Songe d'une nuit
Cette nuit, je t'ai vu mort. Je t'ai vu te faire tuer. Je t'ai vu rendre l'âme dans d'atroces souffrances.
Je ne sais plus pourquoi c'est arrivé. Par contre je revois encore l'aiguille qui se plante dans ta carotide par erreur, le produit qui te fait t'étouffer, les convulsions qui te saisissent. Ce n'est pas moi qui tient l'objet de ta mort, mais je sais que ce geste de ta part avait pour but de me protéger.
Mais viens le moment où l'on m'annonce ton décès. Je suffoque. Quelque chose en moi se brise, le monde s'écroule et tandis que mes larmes roulent, mes genoux fléchissent et un cri de douleur insoutenable jaillit de mes lèvres. J'ai mal. Mon Dieu, j'ai mal. Mon cœur est en miettes, à jamais. Je ne suis plus que souffrances et dans ma tête c'est la tempête.
Les abysses diaboliques de l'obscur néant s'emparent de mon âme à la dérive. Un rien terrifiant s'installe dans mon être qui n'est plus qu'un vide glacial. Une seule chose persiste cependant, lourde et lancinante. La douleur de ta mort est tellement intense qu'elle ne laisse la place à rien d'autre.
Pourtant je dois avancer, pour ma survie. Je le sais, je le sens. Mais le désespoir qui s'est emparé de moi est tel que je fonds en larmes à chaque pas que je fais, chaque pas qui m'éloigne un peu plus de toi. Pourquoi tu es mort ? Pourquoi toi et pas moi ? Je t'aimais tellement ! Et je t'aimerai pour toujours. J'ai mal, tellement mal…Mais non il ne faut pas que je lâche, que tu ne sois mort pour rien.
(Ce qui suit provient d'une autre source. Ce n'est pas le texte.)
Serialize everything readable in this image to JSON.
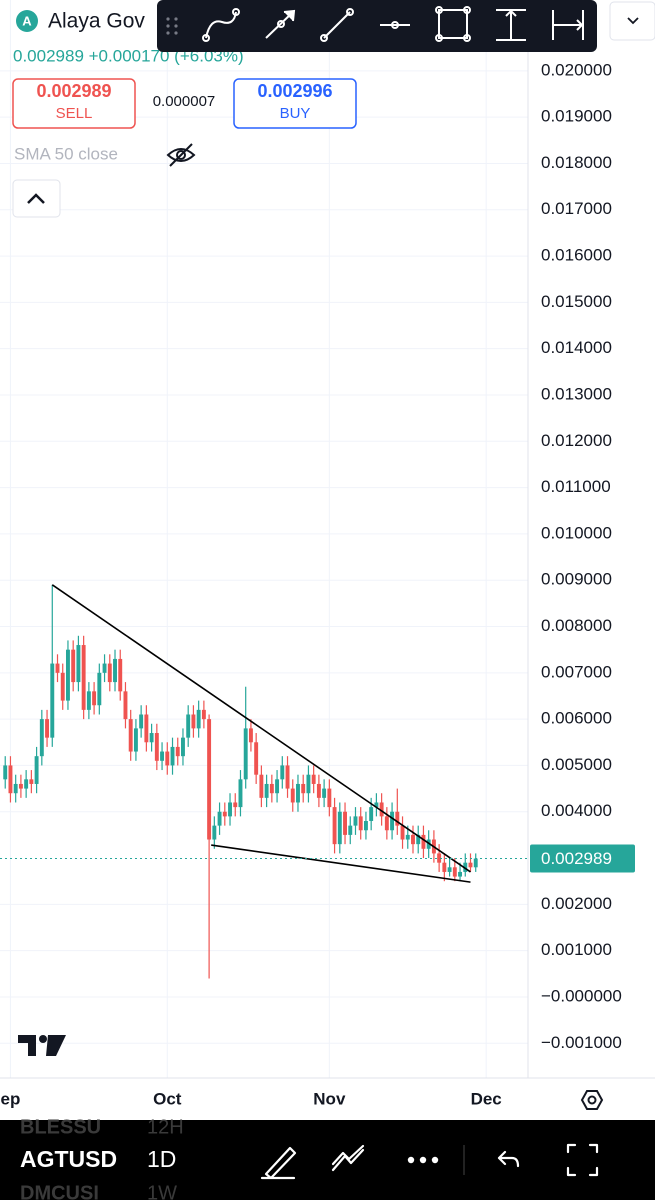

Le supplice cependant, toujours plus fort… Et je finis par me laisser rattraper, presque soulagée et prête à mon tour à accueillir la Faucheuse, prête à te rejoindre…
… Et je me réveille, en sursaut, les yeux humides et les joues trempée d'avoir trop pleuré. J'ai chaud, j'ai froid, je suis désorientée. Puis un bruit parvient à mes oreilles. Ah oui. Le réveil. Mon lit. Mon appartement. C'était un rêve. Seulement un rêve.
Je retombe sur l'oreiller, encore bouleversée par les images qui tournent en boucle dans ma tête. Je sais une chose. Si tu devais mourir un jour, je ne m'en remettrait pas. Jamais. Je t'aime.